5.	Close Excel, declining to save the worksheet.
6.	Open Internet Explorer.
7.	Choose FILE-OPEN, click Browse, open the file you just saved. If a worksheet appears, good work, so far so good.
8.	Click on the worksheet, and hold <page down> to go to row 2000.
9.	Click on the gray header to select row 2000.
10.	Use the <Tab> key to move the active cell pointer to cell WC2000. 
NOTE: You must use this method to go to WC2000. If the entire Row 2000 is not selected this will not work!
11.	Hold down <Ctrl>-<Alt>-<Shift> and click on the Office logo in the upper left corner.
12.	If the race track appears, congratulations! Use the arrow keys to navigate, the space bar to fire, H for headlights, O for to drop an oil slick and <Esc> to quit.


----------



## deuce (May 26, 2001)

Does it have to be Excel 2000? Oh well......here goes with Office XP......






Ok.......step 10 is the only one I have a problem with. What key are you talking about? The only way I can seem to get to WC2000 is if I go to row 2000, then go to column WC......and you cannot have the entire row 2000 selected to do this.


----------



## wolfworx (Oct 2, 2001)

It probably won't work with XP, but regarding row 2000...

After you select all of row 2000, use the <tab> key to make WC2000 active. You can navigate within a range by using <Tab> , <Shift-Tab>, <Enter> and <Shift-Enter>. It won't work if you navigate to WC2000 with the "arrow" keys. Good luck. It's kinda neat.


----------



## deuce (May 26, 2001)

I still don't see what you mean. What "key" are you talking about that makes the cell active?


----------



## wolfworx (Oct 2, 2001)

I'm sorry. I forgot that this editor does strange things when you use greater-than and less-them symbols. I used them to indicate use of the TAB and SHIFT-TAB keys.

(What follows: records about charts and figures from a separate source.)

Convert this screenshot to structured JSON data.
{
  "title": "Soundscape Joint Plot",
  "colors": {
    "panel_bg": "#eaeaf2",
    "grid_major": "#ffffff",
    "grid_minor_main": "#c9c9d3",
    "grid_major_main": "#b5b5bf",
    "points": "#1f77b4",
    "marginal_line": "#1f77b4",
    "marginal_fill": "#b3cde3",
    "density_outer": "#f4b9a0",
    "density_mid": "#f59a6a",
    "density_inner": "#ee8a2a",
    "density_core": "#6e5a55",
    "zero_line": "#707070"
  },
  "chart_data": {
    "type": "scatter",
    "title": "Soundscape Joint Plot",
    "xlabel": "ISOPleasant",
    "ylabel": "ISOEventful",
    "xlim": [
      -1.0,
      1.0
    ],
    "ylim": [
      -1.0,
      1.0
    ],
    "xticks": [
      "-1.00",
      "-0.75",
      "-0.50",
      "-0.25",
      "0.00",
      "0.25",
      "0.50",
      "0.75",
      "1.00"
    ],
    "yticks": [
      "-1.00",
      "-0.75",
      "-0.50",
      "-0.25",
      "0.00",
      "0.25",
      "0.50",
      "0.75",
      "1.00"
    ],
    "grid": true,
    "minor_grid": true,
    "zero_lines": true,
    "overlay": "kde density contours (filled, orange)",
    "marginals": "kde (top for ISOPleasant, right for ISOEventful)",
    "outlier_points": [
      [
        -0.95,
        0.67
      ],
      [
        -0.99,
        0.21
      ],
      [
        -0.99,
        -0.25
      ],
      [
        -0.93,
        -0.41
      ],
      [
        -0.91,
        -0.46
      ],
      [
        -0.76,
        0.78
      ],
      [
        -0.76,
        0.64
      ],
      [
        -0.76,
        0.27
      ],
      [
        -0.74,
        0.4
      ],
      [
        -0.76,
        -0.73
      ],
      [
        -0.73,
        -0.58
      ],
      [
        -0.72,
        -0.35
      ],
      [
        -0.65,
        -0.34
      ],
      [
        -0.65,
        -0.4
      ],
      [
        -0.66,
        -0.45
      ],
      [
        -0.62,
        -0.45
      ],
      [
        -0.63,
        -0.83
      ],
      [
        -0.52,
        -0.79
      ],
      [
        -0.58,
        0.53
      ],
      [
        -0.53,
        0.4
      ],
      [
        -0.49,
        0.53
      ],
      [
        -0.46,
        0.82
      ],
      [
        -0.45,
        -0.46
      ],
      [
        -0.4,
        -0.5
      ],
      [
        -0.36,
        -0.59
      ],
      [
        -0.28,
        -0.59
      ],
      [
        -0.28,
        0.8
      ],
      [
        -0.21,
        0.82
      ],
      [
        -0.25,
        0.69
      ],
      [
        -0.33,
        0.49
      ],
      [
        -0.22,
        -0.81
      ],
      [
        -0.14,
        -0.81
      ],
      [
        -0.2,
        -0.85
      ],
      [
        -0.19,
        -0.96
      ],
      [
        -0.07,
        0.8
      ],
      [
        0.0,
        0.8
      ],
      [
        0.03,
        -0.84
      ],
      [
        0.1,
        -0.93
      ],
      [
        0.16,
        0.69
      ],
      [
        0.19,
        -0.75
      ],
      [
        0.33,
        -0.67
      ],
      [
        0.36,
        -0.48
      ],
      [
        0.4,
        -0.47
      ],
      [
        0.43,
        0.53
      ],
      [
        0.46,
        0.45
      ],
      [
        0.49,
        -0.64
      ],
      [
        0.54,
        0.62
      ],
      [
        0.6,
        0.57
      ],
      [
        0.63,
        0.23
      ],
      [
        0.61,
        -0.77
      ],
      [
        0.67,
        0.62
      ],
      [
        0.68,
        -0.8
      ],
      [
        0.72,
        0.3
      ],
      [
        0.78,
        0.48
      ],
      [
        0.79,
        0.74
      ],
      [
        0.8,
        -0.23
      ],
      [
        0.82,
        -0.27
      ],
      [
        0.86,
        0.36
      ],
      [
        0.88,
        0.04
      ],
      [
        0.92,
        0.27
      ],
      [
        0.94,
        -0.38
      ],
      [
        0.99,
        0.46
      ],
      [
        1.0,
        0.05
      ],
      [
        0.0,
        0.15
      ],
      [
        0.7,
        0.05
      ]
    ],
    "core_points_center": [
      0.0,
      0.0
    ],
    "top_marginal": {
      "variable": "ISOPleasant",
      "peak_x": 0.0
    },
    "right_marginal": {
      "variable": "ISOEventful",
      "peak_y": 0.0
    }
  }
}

Once you select a range you can navigate within the range with TAB, and SHIFT-TAB to move right and left without de-selecting the range. That is how you must get to cell WC2000. Hope this helps.


----------



## phour20 (Mar 28, 2003)

On step 11 what's the -- stand for? Shift? Alt? Tab? Ctrl? I tried em all and nada.


----------



## Ratboy (Feb 12, 1999)

phour20,

Alt-Ctrl-Shift


----------



## deuce (May 26, 2001)

Oh well......doesn't look like it works with Office Xp.


----------